Sífilis Congênita: Conduta Terapêutica no Recém-Nascido

Multivix - Faculdade Multivix Vitória (ES) — Prova 2025

Enunciado

Um recém-nascido de 39 semanas, filho de mãe com pré-natal inadequado, foi internado para investigação de sífilis congênita. A mãe foi diagnosticada com sífilis no início da gravidez, mas não completou o tratamento e não realizou controle sorológico. O exame físico do recém-nascido mostra hepatoesplenomegalia e lesões maculopapulares no corpo. O teste VDRL do recém-nascido apresenta títulos quatro vezes maiores que os da mãe. Foi realizada 2 tentativas de punção lombar, porém sem sucesso no procedimento. Diante desse quadro, qual é a melhor conduta terapêutica inicial para esse recém-nascido?

Alternativas

  1. A) Prescrever Penicilina Benzatina intramuscular em dose única.
  2. B) Prescrever Penicilina Procaína intramuscular por 10 dias.
  3. C) Iniciar Penicilina Cristalina intravenosa por 10 dias.
  4. D) Monitorar clinicamente e realizar VDRL de acompanhamento a cada 2 semanas.

Pérola Clínica

Sífilis congênita com VDRL RN > 4x mãe + sinais clínicos + PL não realizada → Penicilina Cristalina IV por 10 dias.

Resumo-Chave

Diante de um recém-nascido com alta probabilidade de sífilis congênita (mãe com tratamento inadequado, sinais clínicos e VDRL do RN 4x maior que o materno), e impossibilidade de realizar a punção lombar para excluir neurossífilis, a conduta é tratar como sífilis congênita confirmada com Penicilina Cristalina IV por 10 dias.

Contexto Educacional

A sífilis congênita é uma infecção grave transmitida verticalmente pelo *Treponema pallidum*, com alta morbimortalidade se não tratada adequadamente.

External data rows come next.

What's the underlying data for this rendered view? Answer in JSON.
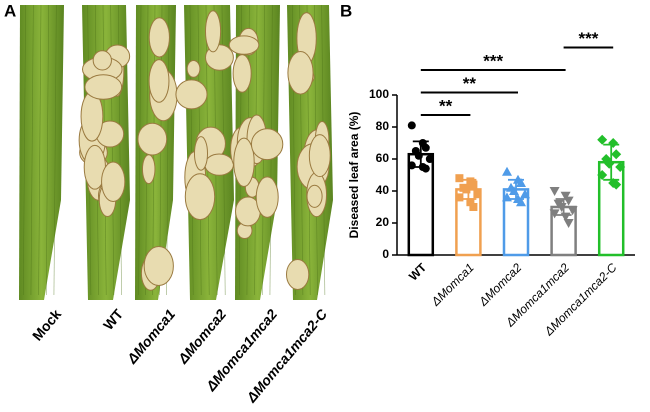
{
  "panels": {
    "a": "A",
    "b": "B"
  },
  "leaves": [
    "Mock",
    "WT",
    "ΔMomca1",
    "ΔMomca2",
    "ΔMomca1mca2",
    "ΔMomca1mca2-C"
  ],
  "chart_data": {
    "type": "bar",
    "ylabel": "Diseased leaf area (%)",
    "categories": [
      "WT",
      "ΔMomca1",
      "ΔMomca2",
      "ΔMomca1mca2",
      "ΔMomca1mca2-C"
    ],
    "values": [
      63,
      41,
      41,
      30,
      58
    ],
    "errors": [
      8,
      6,
      6,
      5,
      11
    ],
    "colors": [
      "#000000",
      "#f0a050",
      "#4f9be8",
      "#7f7f7f",
      "#22bf2a"
    ],
    "markers": [
      "circle",
      "square",
      "triangle",
      "triangle-down",
      "diamond"
    ],
    "points": [
      [
        81,
        70,
        67,
        65,
        62,
        60,
        56,
        55,
        54
      ],
      [
        48,
        46,
        44,
        42,
        41,
        38,
        36,
        33,
        30
      ],
      [
        52,
        47,
        45,
        42,
        40,
        38,
        36,
        35,
        33
      ],
      [
        40,
        37,
        34,
        32,
        30,
        28,
        26,
        24,
        20
      ],
      [
        72,
        70,
        63,
        60,
        57,
        55,
        50,
        45,
        44
      ]
    ],
    "ylim": [
      0,
      100
    ],
    "yticks": [
      0,
      20,
      40,
      60,
      80,
      100
    ],
    "comparisons": [
      {
        "from": 0,
        "to": 1,
        "label": "**"
      },
      {
        "from": 0,
        "to": 2,
        "label": "**"
      },
      {
        "from": 0,
        "to": 3,
        "label": "***"
      },
      {
        "from": 3,
        "to": 4,
        "label": "***"
      }
    ]
  }
}
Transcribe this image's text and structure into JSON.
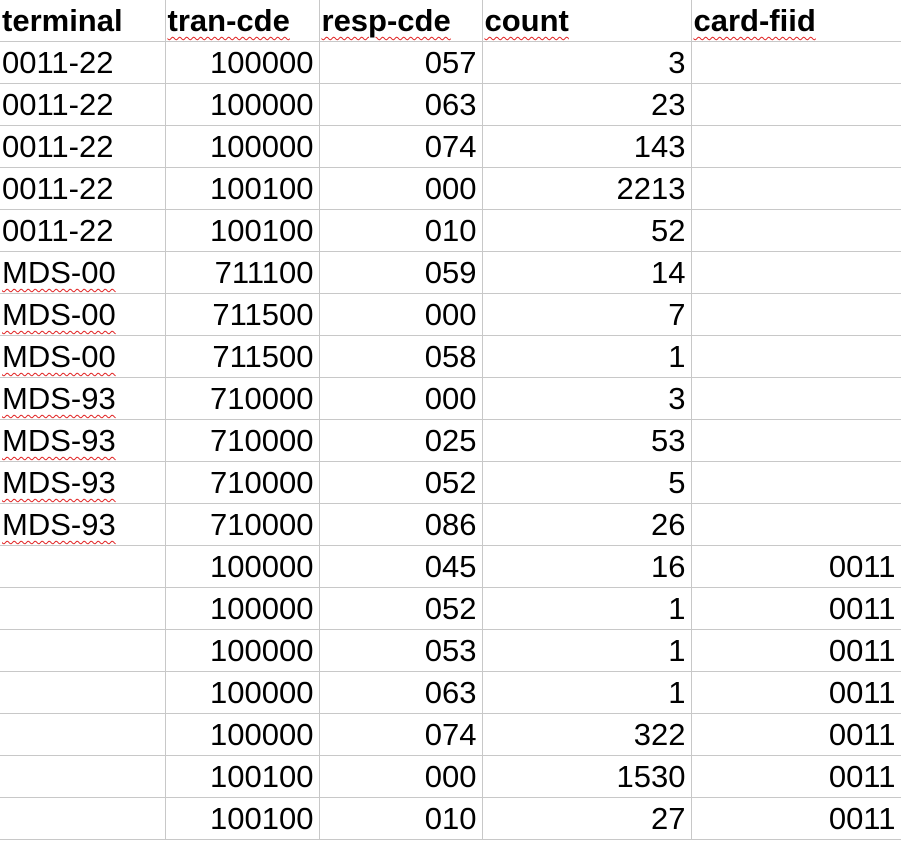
{
  "spreadsheet": {
    "columns": [
      {
        "key": "terminal",
        "label": "terminal",
        "align": "left",
        "spellcheck": false
      },
      {
        "key": "tran_cde",
        "label": "tran-cde",
        "align": "right",
        "spellcheck": true
      },
      {
        "key": "resp_cde",
        "label": "resp-cde",
        "align": "right",
        "spellcheck": true
      },
      {
        "key": "count",
        "label": "count",
        "align": "right",
        "spellcheck": true
      },
      {
        "key": "card_fiid",
        "label": "card-fiid",
        "align": "right",
        "spellcheck": true
      }
    ],
    "rows": [
      {
        "terminal": "0011-22",
        "tran_cde": "100000",
        "resp_cde": "057",
        "count": "3",
        "card_fiid": ""
      },
      {
        "terminal": "0011-22",
        "tran_cde": "100000",
        "resp_cde": "063",
        "count": "23",
        "card_fiid": ""
      },
      {
        "terminal": "0011-22",
        "tran_cde": "100000",
        "resp_cde": "074",
        "count": "143",
        "card_fiid": ""
      },
      {
        "terminal": "0011-22",
        "tran_cde": "100100",
        "resp_cde": "000",
        "count": "2213",
        "card_fiid": ""
      },
      {
        "terminal": "0011-22",
        "tran_cde": "100100",
        "resp_cde": "010",
        "count": "52",
        "card_fiid": ""
      },
      {
        "terminal": "MDS-00",
        "tran_cde": "711100",
        "resp_cde": "059",
        "count": "14",
        "card_fiid": ""
      },
      {
        "terminal": "MDS-00",
        "tran_cde": "711500",
        "resp_cde": "000",
        "count": "7",
        "card_fiid": ""
      },
      {
        "terminal": "MDS-00",
        "tran_cde": "711500",
        "resp_cde": "058",
        "count": "1",
        "card_fiid": ""
      },
      {
        "terminal": "MDS-93",
        "tran_cde": "710000",
        "resp_cde": "000",
        "count": "3",
        "card_fiid": ""
      },
      {
        "terminal": "MDS-93",
        "tran_cde": "710000",
        "resp_cde": "025",
        "count": "53",
        "card_fiid": ""
      },
      {
        "terminal": "MDS-93",
        "tran_cde": "710000",
        "resp_cde": "052",
        "count": "5",
        "card_fiid": ""
      },
      {
        "terminal": "MDS-93",
        "tran_cde": "710000",
        "resp_cde": "086",
        "count": "26",
        "card_fiid": ""
      },
      {
        "terminal": "",
        "tran_cde": "100000",
        "resp_cde": "045",
        "count": "16",
        "card_fiid": "0011"
      },
      {
        "terminal": "",
        "tran_cde": "100000",
        "resp_cde": "052",
        "count": "1",
        "card_fiid": "0011"
      },
      {
        "terminal": "",
        "tran_cde": "100000",
        "resp_cde": "053",
        "count": "1",
        "card_fiid": "0011"
      },
      {
        "terminal": "",
        "tran_cde": "100000",
        "resp_cde": "063",
        "count": "1",
        "card_fiid": "0011"
      },
      {
        "terminal": "",
        "tran_cde": "100000",
        "resp_cde": "074",
        "count": "322",
        "card_fiid": "0011"
      },
      {
        "terminal": "",
        "tran_cde": "100100",
        "resp_cde": "000",
        "count": "1530",
        "card_fiid": "0011"
      },
      {
        "terminal": "",
        "tran_cde": "100100",
        "resp_cde": "010",
        "count": "27",
        "card_fiid": "0011"
      }
    ]
  },
  "colors": {
    "gridline": "#c8c8c8",
    "spellcheck_underline": "#e02020",
    "text": "#000000",
    "background": "#ffffff"
  }
}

Sua importância clínica reside na prevenção de sequelas neurológicas, ósseas e multissistêmicas permanentes no recém-nascido. O pré-natal inadequado da mãe é um fator de risco crucial, exigindo atenção redobrada. O diagnóstico da sífilis congênita baseia-se na história materna (sífilis não tratada ou inadequadamente tratada), achados clínicos no RN (hepatoesplenomegalia, lesões cutâneas, rinite sifilítica) e exames laboratoriais (VDRL do RN com títulos 4 vezes maiores que o materno ou VDRL reagente com IgM anti-treponema positivo). A punção lombar é fundamental para excluir neurossífilis, mas sua falha ou impossibilidade de realização, em casos com alta probabilidade de doença, não impede o tratamento. A conduta terapêutica para sífilis congênita depende da classificação do caso. Em situações de alta probabilidade de doença, como a descrita, e impossibilidade de excluir neurossífilis, a Penicilina Cristalina intravenosa por 10 dias é o tratamento de escolha, devido à sua excelente penetração no sistema nervoso central. O prognóstico melhora significativamente com o tratamento precoce e adequado, sendo a penicilina a droga de eleição para todas as formas de sífilis.

Perguntas Frequentes

Quais são os critérios para considerar um recém-nascido com sífilis congênita?

Um recém-nascido é considerado com sífilis congênita quando a mãe teve sífilis não tratada ou inadequadamente tratada, e o RN apresenta sinais clínicos (hepatoesplenomegalia, lesões cutâneas) ou VDRL com títulos 4 vezes maiores que os da mãe.

Por que a Penicilina Cristalina intravenosa é a melhor opção neste caso de sífilis congênita?

A Penicilina Cristalina intravenosa é indicada quando há evidência de sífilis congênita e não é possível excluir neurossífilis (seja por punção lombar não realizada ou alterada), garantindo a penetração adequada no sistema nervoso central.

Quais são os sinais clínicos comuns de sífilis congênita em recém-nascidos?

Sinais clínicos comuns incluem hepatoesplenomegalia, lesões cutâneas maculopapulares ou bolhosas, rinite sifilítica, icterícia, anemia, linfadenopatia e alterações ósseas como periostite.